Suspended car repossessions are also responsible for the limited supply of used cars. Before COVID-19, if the car owner missed just one or two payments, the bank that had given them a loan would repossess the car. But during the pandemic, most brands began to put up with 90-day or even 120-day deferrals. That was a noble decision and it helped many Americans to make ends meet. But auction blocks got fewer repossessed cars, which eventually led to an increase in prices.
New Vehicles Are Becoming More Expensive Too
This trend is not related to the coronavirus and it will not fade away after the pandemic. These are the main reasons that can explain the soaring prices of new cars.
- Advanced technologies. New autos have heated seats, LCD monitors in the seats, a GPS, parking assistance, collision avoidance, and many other amenities. Even though these commodities become more affordable and widespread every year, they are still pricey.
- Increased amount of raw materials. Cars are becoming larger and more comfortable. To produce them, manufacturers use more steel. If compared to cars of the previous generations, modern high-strength steel frames are lighter and safer in a collision — and they are costlier.

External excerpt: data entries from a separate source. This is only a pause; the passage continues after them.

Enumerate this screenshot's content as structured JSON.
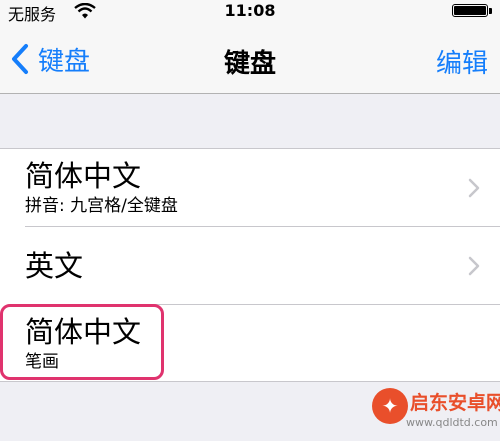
{
  "status_bar": {
    "carrier": "无服务",
    "time": "11:08"
  },
  "nav": {
    "back_label": "键盘",
    "title": "键盘",
    "edit_label": "编辑"
  },
  "keyboards": [
    {
      "title": "简体中文",
      "subtitle": "拼音: 九宫格/全键盘",
      "has_chevron": true
    },
    {
      "title": "英文",
      "subtitle": "",
      "has_chevron": true
    },
    {
      "title": "简体中文",
      "subtitle": "笔画",
      "has_chevron": false,
      "highlighted": true
    }
  ],
  "watermark": {
    "name": "启东安卓网",
    "url": "www.qdldtd.com"
  },
  "colors": {
    "accent": "#157efb",
    "highlight": "#e0336e",
    "background": "#efeff4"
  }
}
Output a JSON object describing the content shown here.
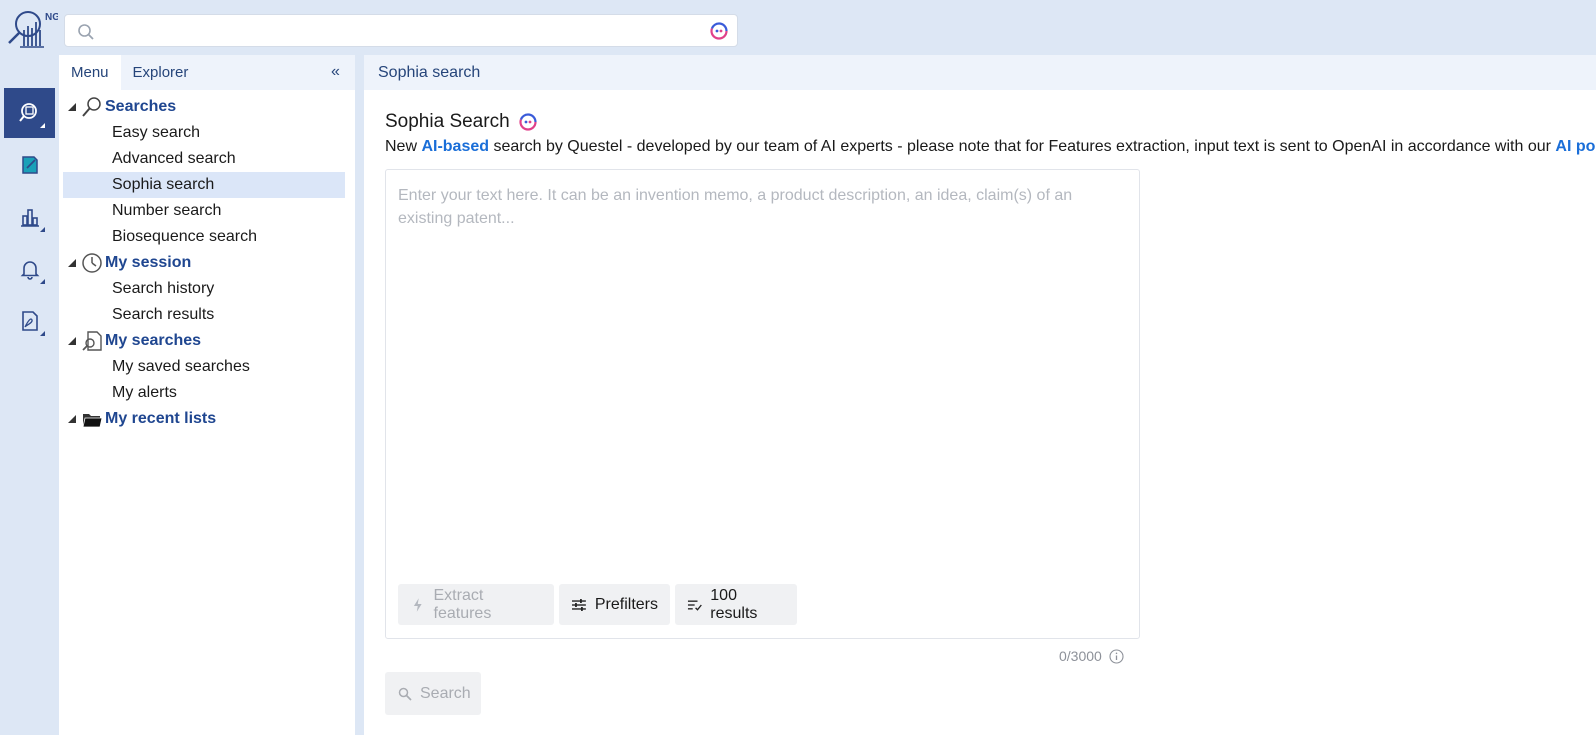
{
  "topbar": {
    "logo_text": "NG",
    "search_placeholder": ""
  },
  "rail": {
    "items": [
      {
        "name": "search-tool",
        "active": true
      },
      {
        "name": "edit-tool",
        "active": false
      },
      {
        "name": "analytics-tool",
        "active": false
      },
      {
        "name": "alerts-tool",
        "active": false
      },
      {
        "name": "documents-tool",
        "active": false
      }
    ]
  },
  "nav": {
    "tabs": [
      {
        "label": "Menu",
        "active": true
      },
      {
        "label": "Explorer",
        "active": false
      }
    ],
    "groups": [
      {
        "label": "Searches",
        "icon": "search-icon",
        "items": [
          {
            "label": "Easy search",
            "selected": false
          },
          {
            "label": "Advanced search",
            "selected": false
          },
          {
            "label": "Sophia search",
            "selected": true
          },
          {
            "label": "Number search",
            "selected": false
          },
          {
            "label": "Biosequence search",
            "selected": false
          }
        ]
      },
      {
        "label": "My session",
        "icon": "clock-icon",
        "items": [
          {
            "label": "Search history",
            "selected": false
          },
          {
            "label": "Search results",
            "selected": false
          }
        ]
      },
      {
        "label": "My searches",
        "icon": "saved-search-icon",
        "items": [
          {
            "label": "My saved searches",
            "selected": false
          },
          {
            "label": "My alerts",
            "selected": false
          }
        ]
      },
      {
        "label": "My recent lists",
        "icon": "folder-icon",
        "items": []
      }
    ]
  },
  "main": {
    "breadcrumb": "Sophia search",
    "title": "Sophia Search",
    "description": {
      "part1": "New ",
      "link1": "AI-based",
      "part2": " search by Questel - developed by our team of AI experts - please note that for Features extraction, input text is sent to OpenAI in accordance with our ",
      "link2": "AI policy"
    },
    "textarea_placeholder": "Enter your text here. It can be an invention memo, a product description, an idea, claim(s) of an existing patent...",
    "buttons": {
      "extract": "Extract features",
      "prefilters": "Prefilters",
      "results": "100 results"
    },
    "counter": "0/3000",
    "search_button": "Search"
  },
  "colors": {
    "accent": "#2f4a8a",
    "link": "#1a6ed8",
    "nav_heading": "#1f4690",
    "selected_bg": "#dbe6f8"
  }
}
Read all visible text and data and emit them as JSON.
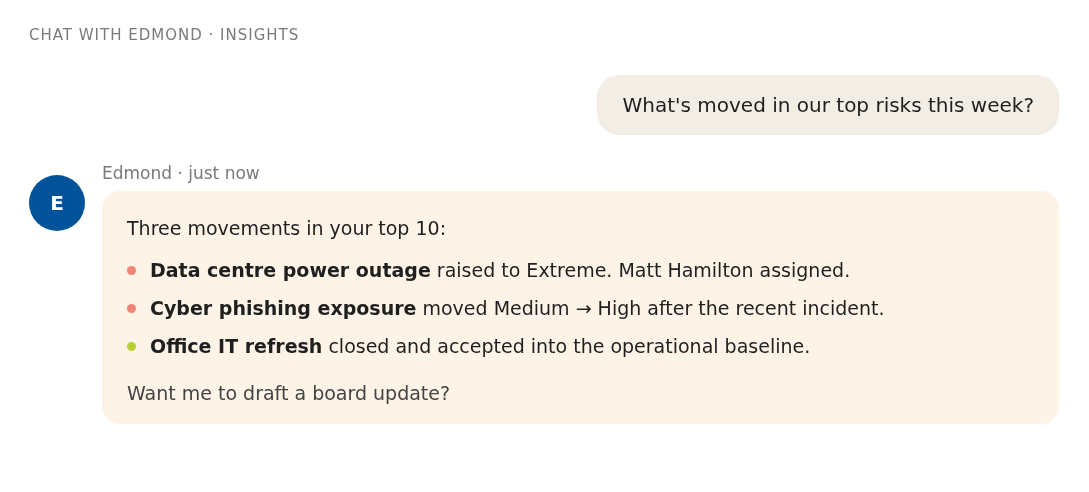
{
  "header": "CHAT WITH EDMOND · INSIGHTS",
  "user_message": "What's moved in our top risks this week?",
  "reply": {
    "avatar": "E",
    "meta": "Edmond · just now",
    "intro": "Three movements in your top 10:",
    "items": [
      {
        "text": "**Data centre power outage** raised to Extreme. Matt Hamilton assigned.",
        "color": "#ee8577"
      },
      {
        "text": "**Cyber phishing exposure** moved Medium → High after the recent incident.",
        "color": "#ee8577"
      },
      {
        "text": "**Office IT refresh** closed and accepted into the operational baseline.",
        "color": "#b5cf35"
      }
    ],
    "closing": "Want me to draft a board update?"
  }
}
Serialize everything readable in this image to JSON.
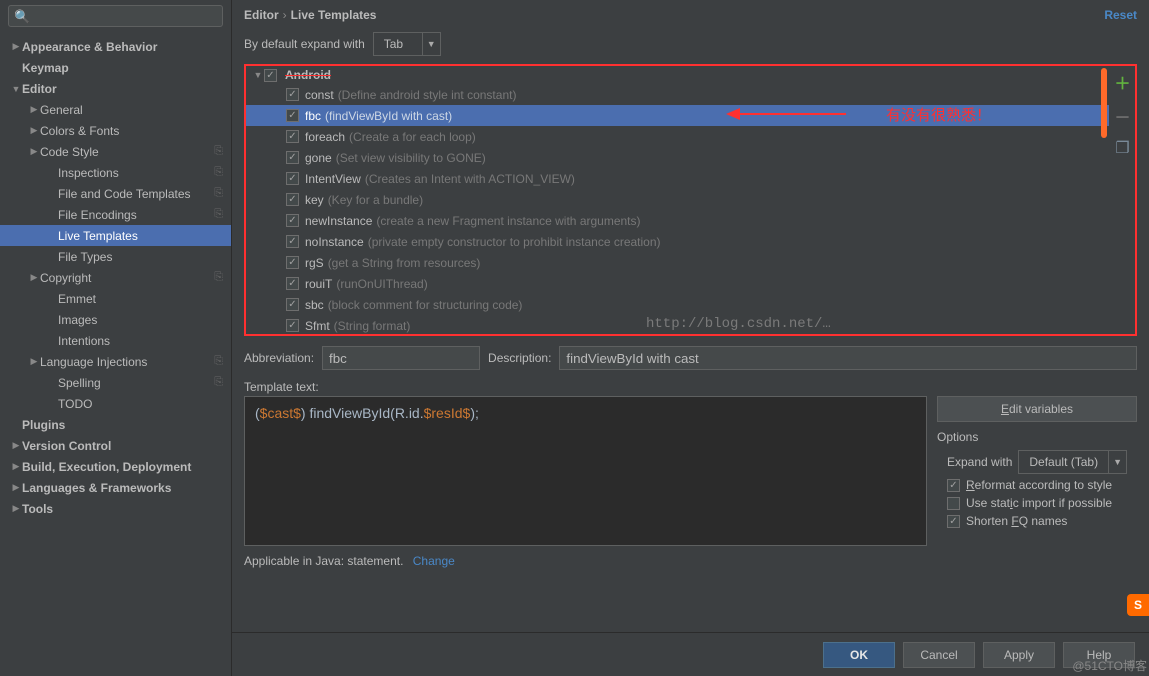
{
  "breadcrumb": {
    "root": "Editor",
    "leaf": "Live Templates"
  },
  "reset_label": "Reset",
  "expand_row": {
    "label": "By default expand with",
    "value": "Tab"
  },
  "sidebar": {
    "search_placeholder": "",
    "items": [
      {
        "label": "Appearance & Behavior",
        "bold": true,
        "indent": 0,
        "arrow": "closed"
      },
      {
        "label": "Keymap",
        "bold": true,
        "indent": 0
      },
      {
        "label": "Editor",
        "bold": true,
        "indent": 0,
        "arrow": "open"
      },
      {
        "label": "General",
        "indent": 1,
        "arrow": "closed"
      },
      {
        "label": "Colors & Fonts",
        "indent": 1,
        "arrow": "closed"
      },
      {
        "label": "Code Style",
        "indent": 1,
        "arrow": "closed",
        "copy": true
      },
      {
        "label": "Inspections",
        "indent": 2,
        "copy": true
      },
      {
        "label": "File and Code Templates",
        "indent": 2,
        "copy": true
      },
      {
        "label": "File Encodings",
        "indent": 2,
        "copy": true
      },
      {
        "label": "Live Templates",
        "indent": 2,
        "selected": true
      },
      {
        "label": "File Types",
        "indent": 2
      },
      {
        "label": "Copyright",
        "indent": 1,
        "arrow": "closed",
        "copy": true
      },
      {
        "label": "Emmet",
        "indent": 2
      },
      {
        "label": "Images",
        "indent": 2
      },
      {
        "label": "Intentions",
        "indent": 2
      },
      {
        "label": "Language Injections",
        "indent": 1,
        "arrow": "closed",
        "copy": true
      },
      {
        "label": "Spelling",
        "indent": 2,
        "copy": true
      },
      {
        "label": "TODO",
        "indent": 2
      },
      {
        "label": "Plugins",
        "bold": true,
        "indent": 0
      },
      {
        "label": "Version Control",
        "bold": true,
        "indent": 0,
        "arrow": "closed"
      },
      {
        "label": "Build, Execution, Deployment",
        "bold": true,
        "indent": 0,
        "arrow": "closed"
      },
      {
        "label": "Languages & Frameworks",
        "bold": true,
        "indent": 0,
        "arrow": "closed"
      },
      {
        "label": "Tools",
        "bold": true,
        "indent": 0,
        "arrow": "closed"
      }
    ]
  },
  "template_group": "Android",
  "templates": [
    {
      "abbr": "const",
      "desc": "(Define android style int constant)"
    },
    {
      "abbr": "fbc",
      "desc": "(findViewById with cast)",
      "selected": true
    },
    {
      "abbr": "foreach",
      "desc": "(Create a for each loop)"
    },
    {
      "abbr": "gone",
      "desc": "(Set view visibility to GONE)"
    },
    {
      "abbr": "IntentView",
      "desc": "(Creates an Intent with ACTION_VIEW)"
    },
    {
      "abbr": "key",
      "desc": "(Key for a bundle)"
    },
    {
      "abbr": "newInstance",
      "desc": "(create a new Fragment instance with arguments)"
    },
    {
      "abbr": "noInstance",
      "desc": "(private empty constructor to prohibit instance creation)"
    },
    {
      "abbr": "rgS",
      "desc": "(get a String from resources)"
    },
    {
      "abbr": "rouiT",
      "desc": "(runOnUIThread)"
    },
    {
      "abbr": "sbc",
      "desc": "(block comment for structuring code)"
    },
    {
      "abbr": "Sfmt",
      "desc": "(String format)"
    }
  ],
  "annotations": {
    "red_text": "有没有很熟悉！",
    "watermark": "http://blog.csdn.net/…"
  },
  "fields": {
    "abbrev_label": "Abbreviation:",
    "abbrev_value": "fbc",
    "desc_label": "Description:",
    "desc_value": "findViewById with cast",
    "template_text_label": "Template text:",
    "template_text_parts": {
      "p1": "(",
      "v1": "$cast$",
      "p2": ") findViewById(R.id.",
      "v2": "$resId$",
      "p3": ");"
    }
  },
  "right": {
    "edit_vars": "Edit variables",
    "options_title": "Options",
    "expand_with_label": "Expand with",
    "expand_with_value": "Default (Tab)",
    "reformat": "Reformat according to style",
    "static_import": "Use static import if possible",
    "shorten_fq": "Shorten FQ names"
  },
  "applicable": {
    "prefix": "Applicable in Java: statement.",
    "change": "Change"
  },
  "footer": {
    "ok": "OK",
    "cancel": "Cancel",
    "apply": "Apply",
    "help": "Help"
  },
  "corner_badge": "@51CTO博客"
}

- New regulations. Many national governments impose new limits on vehicle emissions. Also, they introduce new manufacturing standards that auto factories need to adjust to. To meet the updated demands, car manufacturers invest huge sums in research and development — and then in implementing innovative solutions.
In this vicious circle, new cars get more expensive because they are better than their predecessors. When an expensive vehicle gets old, it will not become as cheap as a simpler model would do in the past.
Sooner or later, the pandemic will be over. But the prices of both used and new cars will not come back to the 2019 level. They will not be as sky-high as they are now — but they will not plummet either. Most experts believe that the prices will be decreasing gradually during a couple of years after the end of the pandemic. If you need to buy a used car urgently, you might consider doing it now — but try to be not too picky. Instead of sticking to a particular brand, model or color, be flexible and compare multiple options. Look for second-hand vehicles both online and offline and inspect them meticulously before the purchase.